Various options are being tried by the managements. Some managements, such as that of the Ennore Foundries, have declared layoff, while some others have decided to adjust the non-working days against the earned leave of the workmen. A few other industries, such as Ashok Leyland, have decided to ask their workers to attend duty on holidays after the return of normalcy in the industry. As many as 50,000 workers are affected by such decisions, Padmanabhan said.

T.M. Jawaharlal, the secretary of the Employers Federation of South India, said that the managements and employees of the automobile and auto component units in the commercial vehicle segment had been evolving a strategy jointly to reduce the number of working days, besides finalising the modalities of the compensation to be provided to workers.

A. Soundararajan, the general secretary of the Tamil Nadu unit of the CITU, said that some of the major players had suggested that the number of non-working days could be adjusted against the employees earned leave; they also wanted workers to work on Sundays after a return of normalcy. He cautioned against shifting the burden of the crisis to the workers.
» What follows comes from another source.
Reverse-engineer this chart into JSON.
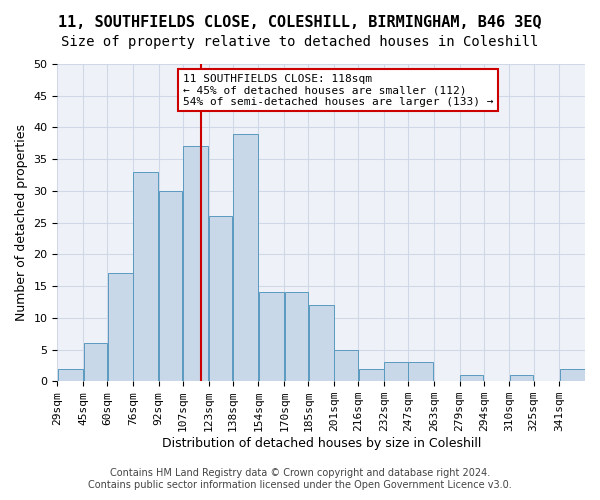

C.K. Mohan, the vice-president of the Tamil Nadu Small and Tiny Industries Association (TANSTIA), said that several hundreds of auto component units in the tier-II and tier-III sectors in the clusters located in and around Chennai, Coimbatore and Hosur bore the brunt of the slowdown. Besides recession, factors such as power shortage and delay in payments from the major players and disbursement of bank loans had afflicted these units.

Opinions differ over bailout packages. Trade unions have called for government intervention to compensate workers who have lost their jobs and to ensure that the managements did not retrench them on the grounds of a financial crisis. Small and tiny industries demanded reduction in interest rates on a par with the interest on housing loans, relaxation of non-performing assets (NPA) norms, procurement of 50 per cent of the components by public sector undertakings, and ensuring that there was no delayed payment by the major players.

The major players have suggested that the government, instead of announcing a bailout package, should take immediate steps to improve infrastructure and power supply with a view to encouraging investments.

Both the industry and the trade unions admit that the road ahead is going to be rocky.